Pre-production started shortly before the release of Fallout Tactics, but it was canceled around December 2001. When the first game did not meet financial expectations, the sequel was canceled by Interplay Entertainment.[citation needed] It never proceeded past the conceptual phase.

Setting and story[]

The game's introduction would have featured the Midwest Brotherhood of Steel, following the Barnaky ending in the first game, facing off against the Mutant Liberation Army.[1] The Brotherhood would have been broadcasting live one of their raids on a Mutant base.[2]

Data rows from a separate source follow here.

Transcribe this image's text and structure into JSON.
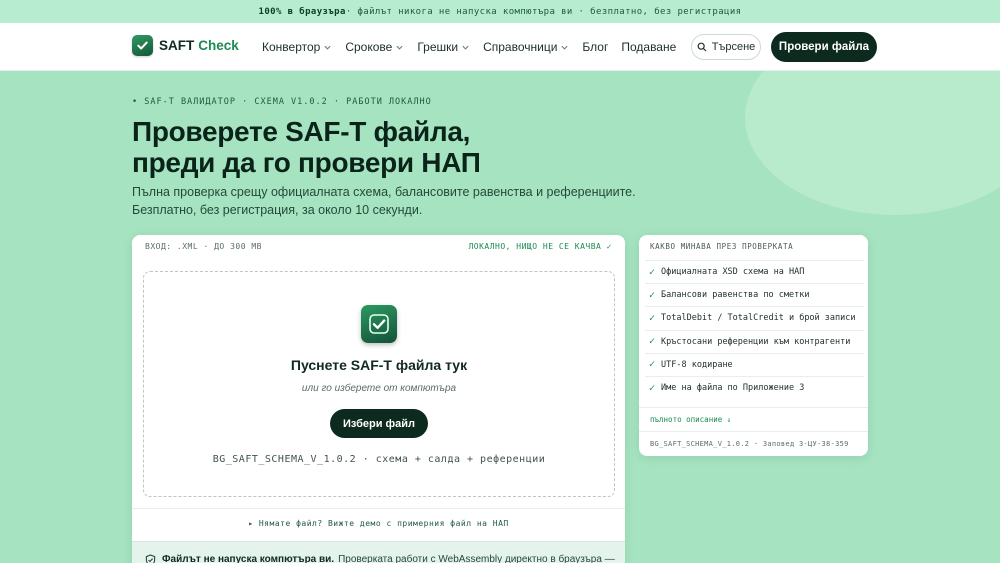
{
  "topbar": {
    "strong": "100% в браузъра",
    "rest": " · файлът никога не напуска компютъра ви · безплатно, без регистрация"
  },
  "header": {
    "logo_main": "SAFT",
    "logo_accent": "Check",
    "nav": [
      {
        "label": "Конвертор",
        "dropdown": true
      },
      {
        "label": "Срокове",
        "dropdown": true
      },
      {
        "label": "Грешки",
        "dropdown": true
      },
      {
        "label": "Справочници",
        "dropdown": true
      },
      {
        "label": "Блог",
        "dropdown": false
      },
      {
        "label": "Подаване",
        "dropdown": false
      }
    ],
    "search_label": "Търсене",
    "cta_label": "Провери файла"
  },
  "hero": {
    "eyebrow": "• SAF-T ВАЛИДАТОР · СХЕМА V1.0.2 · РАБОТИ ЛОКАЛНО",
    "title_line1": "Проверете SAF-T файла,",
    "title_line2": "преди да го провери НАП",
    "subtitle_line1": "Пълна проверка срещу официалната схема, балансовите равенства и референциите.",
    "subtitle_line2": "Безплатно, без регистрация, за около 10 секунди."
  },
  "upload": {
    "meta": "ВХОД: .XML · ДО 300 MB",
    "local": "ЛОКАЛНО, НИЩО НЕ СЕ КАЧВА ✓",
    "drop_title": "Пуснете SAF-T файла тук",
    "drop_sub": "или го изберете от компютъра",
    "choose_label": "Избери файл",
    "schema_line": "BG_SAFT_SCHEMA_V_1.0.2 · схема + салда + референции",
    "demo_link": "▸ Нямате файл? Вижте демо с примерния файл на НАП",
    "notice_bold": "Файлът не напуска компютъра ви.",
    "notice_text": "Проверката работи с WebAssembly директно в браузъра —"
  },
  "checks": {
    "heading": "КАКВО МИНАВА ПРЕЗ ПРОВЕРКАТА",
    "items": [
      "Официалната XSD схема на НАП",
      "Балансови равенства по сметки",
      "TotalDebit / TotalCredit и брой записи",
      "Кръстосани референции към контрагенти",
      "UTF-8 кодиране",
      "Име на файла по Приложение 3"
    ],
    "more_link": "пълното описание ↓",
    "footer": "BG_SAFT_SCHEMA_V_1.0.2 · Заповед З-ЦУ-38-359"
  },
  "colors": {
    "background": "#a6e3c1",
    "brand_green": "#1c8a52",
    "dark_button": "#0d2a1f"
  },
  "icons": {
    "logo": "check-shield-icon",
    "search": "search-icon",
    "chevron": "chevron-down-icon",
    "dropzone": "check-badge-icon",
    "notice": "shield-check-icon"
  }
}
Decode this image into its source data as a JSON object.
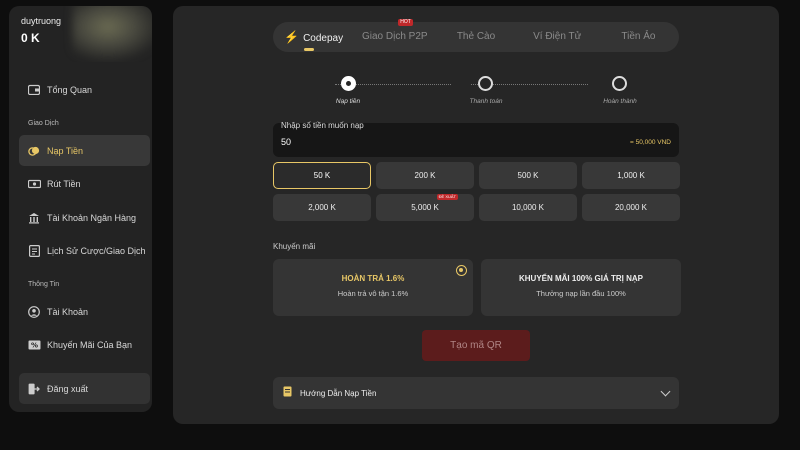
{
  "user": {
    "name": "duytruong",
    "balance": "0 K"
  },
  "sidebar": {
    "overview": {
      "label": "Tổng Quan",
      "icon": "wallet-icon"
    },
    "section_transactions": "Giao Dịch",
    "transactions": [
      {
        "label": "Nạp Tiền",
        "icon": "coins-icon",
        "active": true
      },
      {
        "label": "Rút Tiền",
        "icon": "cash-icon"
      },
      {
        "label": "Tài Khoản Ngân Hàng",
        "icon": "bank-icon"
      },
      {
        "label": "Lịch Sử Cược/Giao Dịch",
        "icon": "history-icon"
      }
    ],
    "section_info": "Thông Tin",
    "info": [
      {
        "label": "Tài Khoản",
        "icon": "user-icon"
      },
      {
        "label": "Khuyến Mãi Của Bạn",
        "icon": "percent-icon"
      }
    ],
    "logout": {
      "label": "Đăng xuất",
      "icon": "logout-icon"
    }
  },
  "tabs": [
    {
      "label": "Codepay",
      "active": true,
      "icon": "bolt-icon"
    },
    {
      "label": "Giao Dịch P2P",
      "badge": "HOT"
    },
    {
      "label": "Thẻ Cào"
    },
    {
      "label": "Ví Điện Tử"
    },
    {
      "label": "Tiền Ảo"
    }
  ],
  "steps": [
    {
      "label": "Nạp tiền",
      "state": "current"
    },
    {
      "label": "Thanh toán",
      "state": "pending"
    },
    {
      "label": "Hoàn thành",
      "state": "pending"
    }
  ],
  "amount": {
    "label": "Nhập số tiền muốn nạp",
    "value": "50",
    "converted": "= 50,000 VND"
  },
  "amount_options": [
    {
      "label": "50 K",
      "selected": true
    },
    {
      "label": "200 K"
    },
    {
      "label": "500 K"
    },
    {
      "label": "1,000 K"
    },
    {
      "label": "2,000 K"
    },
    {
      "label": "5,000 K",
      "badge": "ĐỀ XUẤT"
    },
    {
      "label": "10,000 K"
    },
    {
      "label": "20,000 K"
    }
  ],
  "promotions": {
    "title": "Khuyến mãi",
    "items": [
      {
        "title": "HOÀN TRẢ 1.6%",
        "subtitle": "Hoàn trả vô tận 1.6%",
        "selected": true
      },
      {
        "title": "KHUYẾN MÃI 100% GIÁ TRỊ NẠP",
        "subtitle": "Thưởng nạp lần đầu 100%",
        "selected": false
      }
    ]
  },
  "qr_button": "Tạo mã QR",
  "guide": {
    "label": "Hướng Dẫn Nạp Tiền",
    "icon": "document-icon"
  },
  "colors": {
    "accent": "#e8c766",
    "danger": "#c0282a",
    "panel": "#262626",
    "background": "#0e0e0e"
  }
}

The game's primary antagonistic force would have focused on an irradiated G.E.C.K. that was creating mutant plants and fungi. The mutant garden begins to spread fairly rapidly, preying upon animal life for fertilizer.[3] The player character is tasked with discovering the source and a way to put an end to it. Only bits and pieces of the game's premise are known. Concept art by a Micro Forte concept artist included mutant crocodiles, which may have been included.


  • Gareth Davies: "I'm also pretty disappointed that Tactics 2 never saw the light of day, since it's a title that would have benefited from the experience and criticisms of the first game. Plus we were very conscious of heeding Fallout canon as best we could, and providing more interesting tactical missions rather than the run and gun focus of the first game."
    (NMA interview)
  • Gareth Davies: "One of the biggest resources I drew upon when working in a more significant role on the ill fated FOT2 was varied treatises and comments from Fallout fans on what they felt constituted the Fallout universe. I was also lucky enough to have the original docs for Fallout on hand, and so between the original vision and a collective perception of that vision once realized it painted a pretty clear picture. Likewise, criticisms of the Tactics game world were taken on board and mentally collated."
    (NMA interview)
  • Gareth Davies: "FOT2's major enemy would have made you its bitch."
    (RPG Codex forums)
  • Tony Oakden: "IF we did Tactics 2 then I think we would want to make some major changes and we would have to think seriously about moving away from pre-rendered tiles and sprites."
    (Freelancer interview)
  • Gareth Davies: "My biggest regret about Fallout Tactics 2 getting canned was the fact that we didn't get to unleash the Dialogue Tree secret encounter upon the world. 'You see the dialogue tree. It's brown, shriveled form obviously hasn't gotten the attention it deserves, but with love and care it would certainly live to bear sweet fruit once more.'"
    (RPG Codex forums)


Fallout: Brotherhood of Steel 2, also canceled, would have incorporated an irradiated Garden of Eden Creation Kit similar to the one in Fallout Tactics 2.



  1. Daniel Levin: "Actually, when I moved from 14 degrees east to shiny ent. I pitched a sequel to that ending but it never had a chance since interplay sold off shiny to another publisher. The first movie storyboard was a brotherhood raid on the mutant liberation army which included mass executions."
    (YouTube Comment)
  2. Daniel Levin: "there's a raid being covered live and broadcasting. After killing most if the mutants they come across the mutant/ghoul nursery. They tell them to turn thr cameras off and you hear the whirling of chain guns and screaming."
    (Instagram Comment)
  3. Gareth Davies: "The basic premise was that a GECK had been irradiated, and so the 'Garden of Eden' it created was full of mutant plants and fungi. Day of the Triffids, Doctor Who and the Seeds of Doom (probably my favorite episode) and the good ol' sci-fi standard of radiation = giant monsters were the big influences.
    My favorite aspect of the theme was the idea that you essentially have nature doing its thing and rapidly rejuvenating the desert wastes, but those wacky humans feel the need to oppose it because they don't like the idea of becoming fertilizer. There was a lot of moral ambiguity to explore, so all in all, I think it was a pretty strong setting/narrative behind the game, especially compared to the first with its robots."